3 de out. de 2010

TEMPOS BICUDOS

Quando eu tinha constantemente a companhia de amigos gays, vez por outra alguma menina reclamava da imensa quantidade de homens nas baladas e da  falta de ambientes com um número expressivo de mulheres, eles respondiam que as casas para o público feminino só tinham uma semana de duração porque as lésbicas se casavam no terceiro encontro e não saíam mais de casa. Tudo acabava em gargalha e íamos impávidos e colossais sabe lá deus pra onde, com intenções individuais muito bem definidas. Eram tempos bicudos,  não podemos dizer de chumbo porque a juventude colore, ilumina e aquece tanto as doces bobagens quanto os humores ácidos e consequências amargas. O jovem é dono tempo, é imortal, tem a seu favor o futuro onde ele imagina que terá tempo suficiente para tudo resolver, tornar-se importante, “ser alguém” e ser feliz, assim, como se no futuro fosse possível viver várias vidas de uma única vez. O maior tesouro da juventude está muito bem guardado numa única palavra: a-m-a-n-h-ã.
Se é verdade ou não que as lésbicas  se casam no terceiro encontro, não se pode afirmar, quando eu era apenas imortal, basicamente me casava no primeiro e tenho nisso motivo de orgulho.  Quantas pessoas podem ter a certeza de ter encontrado a pessoa certa logo de cara, na primeira olhada? Quantas pessoas têm peito para se arriscar assim num amor à primeira vista? Ir em direção ao túnel escurésimo só porque avista (ou pensa ter avistado) uma luzinha colorida bem lá no final ou porque ouve sininhos e imagina uma explosão solar do outro lado daquilo que é incerteza e insegurança? Coisas para deusas, benhê!
Qual seria a diferença substancial entre a paixão de um namoro que não deu certo e a paixão de um casamento que não deu certo? Papelada, filharada, família, burocracia e vergonha de encarar os que foram contra e que depois que a vaca foi ao brejo,  disfarçam a satisfação mas não conseguem evitar  o golpe de misericórdia: “eu te disse, eu te avisei”.

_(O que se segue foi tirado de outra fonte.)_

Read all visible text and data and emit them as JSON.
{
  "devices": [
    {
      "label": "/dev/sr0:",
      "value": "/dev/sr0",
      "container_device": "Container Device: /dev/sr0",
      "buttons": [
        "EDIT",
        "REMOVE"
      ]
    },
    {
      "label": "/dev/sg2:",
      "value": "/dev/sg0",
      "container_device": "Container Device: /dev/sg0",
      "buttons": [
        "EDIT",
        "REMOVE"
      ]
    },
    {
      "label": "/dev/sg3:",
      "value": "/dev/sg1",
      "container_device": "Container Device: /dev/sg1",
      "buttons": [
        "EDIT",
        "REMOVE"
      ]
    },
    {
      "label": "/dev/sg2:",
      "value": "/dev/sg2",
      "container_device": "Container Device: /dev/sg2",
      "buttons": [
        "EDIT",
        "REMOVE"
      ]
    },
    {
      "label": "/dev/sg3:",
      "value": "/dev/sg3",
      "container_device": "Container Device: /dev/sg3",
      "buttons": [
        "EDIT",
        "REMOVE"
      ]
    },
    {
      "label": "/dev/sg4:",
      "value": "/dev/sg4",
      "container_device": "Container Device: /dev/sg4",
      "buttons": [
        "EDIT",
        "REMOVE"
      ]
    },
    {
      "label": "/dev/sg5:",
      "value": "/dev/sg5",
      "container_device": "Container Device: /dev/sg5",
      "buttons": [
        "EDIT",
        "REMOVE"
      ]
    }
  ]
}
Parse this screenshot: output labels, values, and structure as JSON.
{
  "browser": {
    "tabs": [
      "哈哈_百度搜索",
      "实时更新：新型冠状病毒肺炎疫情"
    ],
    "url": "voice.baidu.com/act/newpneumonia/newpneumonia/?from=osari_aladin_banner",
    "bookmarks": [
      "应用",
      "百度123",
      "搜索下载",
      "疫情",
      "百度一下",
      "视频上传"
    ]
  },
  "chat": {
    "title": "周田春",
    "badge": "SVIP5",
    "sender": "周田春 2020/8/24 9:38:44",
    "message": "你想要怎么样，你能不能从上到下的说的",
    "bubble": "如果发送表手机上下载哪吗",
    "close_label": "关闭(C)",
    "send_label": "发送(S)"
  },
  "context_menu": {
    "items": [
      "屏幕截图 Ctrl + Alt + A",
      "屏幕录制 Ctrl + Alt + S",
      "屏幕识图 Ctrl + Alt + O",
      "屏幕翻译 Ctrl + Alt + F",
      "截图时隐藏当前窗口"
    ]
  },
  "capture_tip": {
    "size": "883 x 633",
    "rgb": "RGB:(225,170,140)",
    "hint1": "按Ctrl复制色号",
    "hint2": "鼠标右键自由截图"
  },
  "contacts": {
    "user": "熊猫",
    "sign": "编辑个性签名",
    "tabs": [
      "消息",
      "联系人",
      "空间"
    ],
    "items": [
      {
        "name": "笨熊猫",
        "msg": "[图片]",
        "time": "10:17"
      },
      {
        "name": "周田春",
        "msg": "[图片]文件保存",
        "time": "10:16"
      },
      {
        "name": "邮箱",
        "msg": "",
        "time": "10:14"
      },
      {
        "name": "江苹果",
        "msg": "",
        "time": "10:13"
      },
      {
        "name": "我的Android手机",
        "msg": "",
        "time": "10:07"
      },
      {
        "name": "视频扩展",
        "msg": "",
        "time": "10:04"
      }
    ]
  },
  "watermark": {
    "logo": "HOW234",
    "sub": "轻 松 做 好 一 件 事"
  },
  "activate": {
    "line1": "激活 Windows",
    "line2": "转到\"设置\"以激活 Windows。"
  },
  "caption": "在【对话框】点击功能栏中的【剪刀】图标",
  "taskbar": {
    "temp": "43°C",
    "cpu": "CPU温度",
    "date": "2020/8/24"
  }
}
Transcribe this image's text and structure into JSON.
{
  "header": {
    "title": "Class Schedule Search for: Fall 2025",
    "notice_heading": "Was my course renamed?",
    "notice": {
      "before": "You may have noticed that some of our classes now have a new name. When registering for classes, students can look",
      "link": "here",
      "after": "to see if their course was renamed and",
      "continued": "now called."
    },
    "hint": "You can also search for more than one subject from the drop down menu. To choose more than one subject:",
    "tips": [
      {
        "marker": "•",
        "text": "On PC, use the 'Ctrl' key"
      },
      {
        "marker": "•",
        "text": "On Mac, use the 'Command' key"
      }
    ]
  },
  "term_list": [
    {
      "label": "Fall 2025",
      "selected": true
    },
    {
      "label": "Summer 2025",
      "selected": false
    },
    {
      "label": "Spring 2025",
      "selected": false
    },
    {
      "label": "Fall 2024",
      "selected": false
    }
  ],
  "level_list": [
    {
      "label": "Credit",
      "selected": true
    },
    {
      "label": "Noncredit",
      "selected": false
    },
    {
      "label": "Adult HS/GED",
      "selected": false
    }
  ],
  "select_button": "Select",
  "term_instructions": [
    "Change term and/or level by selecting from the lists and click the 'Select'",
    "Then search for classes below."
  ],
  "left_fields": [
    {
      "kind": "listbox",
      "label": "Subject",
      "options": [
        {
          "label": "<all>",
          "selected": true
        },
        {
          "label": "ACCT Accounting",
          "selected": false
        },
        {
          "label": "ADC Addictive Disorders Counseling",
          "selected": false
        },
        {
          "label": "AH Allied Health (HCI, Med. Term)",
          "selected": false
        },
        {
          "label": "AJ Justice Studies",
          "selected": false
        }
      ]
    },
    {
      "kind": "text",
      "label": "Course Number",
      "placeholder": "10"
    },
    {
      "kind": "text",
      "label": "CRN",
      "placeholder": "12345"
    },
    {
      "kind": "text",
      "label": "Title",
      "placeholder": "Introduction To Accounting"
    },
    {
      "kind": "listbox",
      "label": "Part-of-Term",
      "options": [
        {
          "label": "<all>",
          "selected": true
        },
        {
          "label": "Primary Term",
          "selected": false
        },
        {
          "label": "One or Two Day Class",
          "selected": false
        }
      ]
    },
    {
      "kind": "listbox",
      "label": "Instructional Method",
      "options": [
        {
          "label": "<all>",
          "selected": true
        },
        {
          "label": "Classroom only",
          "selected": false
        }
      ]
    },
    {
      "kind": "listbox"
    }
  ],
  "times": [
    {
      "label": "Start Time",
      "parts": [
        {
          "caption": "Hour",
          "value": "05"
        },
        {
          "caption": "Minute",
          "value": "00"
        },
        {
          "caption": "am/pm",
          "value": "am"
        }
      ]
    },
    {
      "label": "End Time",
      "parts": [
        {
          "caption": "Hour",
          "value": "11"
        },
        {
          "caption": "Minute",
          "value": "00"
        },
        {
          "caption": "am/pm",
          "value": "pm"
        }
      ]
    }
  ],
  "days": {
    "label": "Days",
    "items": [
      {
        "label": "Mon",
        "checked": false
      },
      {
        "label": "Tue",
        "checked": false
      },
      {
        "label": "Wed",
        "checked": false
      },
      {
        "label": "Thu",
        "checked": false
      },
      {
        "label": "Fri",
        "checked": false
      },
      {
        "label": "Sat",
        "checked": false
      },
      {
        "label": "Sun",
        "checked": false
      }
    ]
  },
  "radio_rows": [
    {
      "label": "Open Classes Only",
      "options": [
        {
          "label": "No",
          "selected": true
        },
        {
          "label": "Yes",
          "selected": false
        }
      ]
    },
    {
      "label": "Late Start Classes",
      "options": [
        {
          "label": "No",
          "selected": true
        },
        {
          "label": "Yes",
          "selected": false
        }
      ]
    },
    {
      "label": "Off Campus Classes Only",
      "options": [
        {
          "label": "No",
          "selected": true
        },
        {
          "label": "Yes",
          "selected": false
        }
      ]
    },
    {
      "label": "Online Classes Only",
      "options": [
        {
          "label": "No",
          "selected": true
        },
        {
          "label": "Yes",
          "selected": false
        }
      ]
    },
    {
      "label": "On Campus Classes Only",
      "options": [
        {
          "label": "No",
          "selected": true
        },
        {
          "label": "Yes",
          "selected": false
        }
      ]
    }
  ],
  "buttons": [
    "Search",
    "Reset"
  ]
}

Mas eu estou falando de um tempo em que ser gay era descobrir-se amando, interessado ou envolver-se  com pessoas do mesmo sexo e por isso estar automaticamente expulso de casa, abandonado pela família , ser olhado como potencial suspeito por todos os crimes nas redondezas.  Ser lançado num túnel escuro era default para qualquer pessoa que se declarasse gay ou que tivesse trejeitos e atitudes que levantassem tais suspeitas e isso independia do modelo escolhido para o relacionamento. Ddescobrir-se gay era sentir-se a caminho do abismo. Namoro ou casamento implicavam nas mesmas consequências sociais e com relação ao sentimento todos sabemos que o nome atribuído ao relacionamento é o que menos importa. Se você era gay, não era sério, não obtinha respeito.
Assim, nunca compreendi inteiramente as críticas sofridas pelas pessoas que tomando um “pé na bunda” naquela fase inicial de um  romance, que hoje é chamada de “estamos nos conhecendo”,  enchem a cara e cortam os pulsos da mesma forma que aquelas que passam por este processo (de pé na bunda) na fase do namoro ou de “casamento” já consolidado.  Quando a entrega é verdadeira, dói igualzinho, a diferença é prática: para onde levar os cacarecos, objetos e pertences pessoais  e, principalmente,  onde enfiar o corpinho naquelas horas entre o trabalho e a balada. É nessas horas que amo os novelistas que criam um mundo onde uma pequena mala com meia dúzia de roupas pegas aleatoriamente  são suficientes para se viver tanto debaixo da ponte quanto num apart hotel, numa casa de vila ou um apê em Paris. Todas as pessoas sortudas estão nos folhetins com seus amigos que sempre têm para oferecer para o sem-casa, sem-amor ou sem-vergonha uma confortável solução de moradia e emprego.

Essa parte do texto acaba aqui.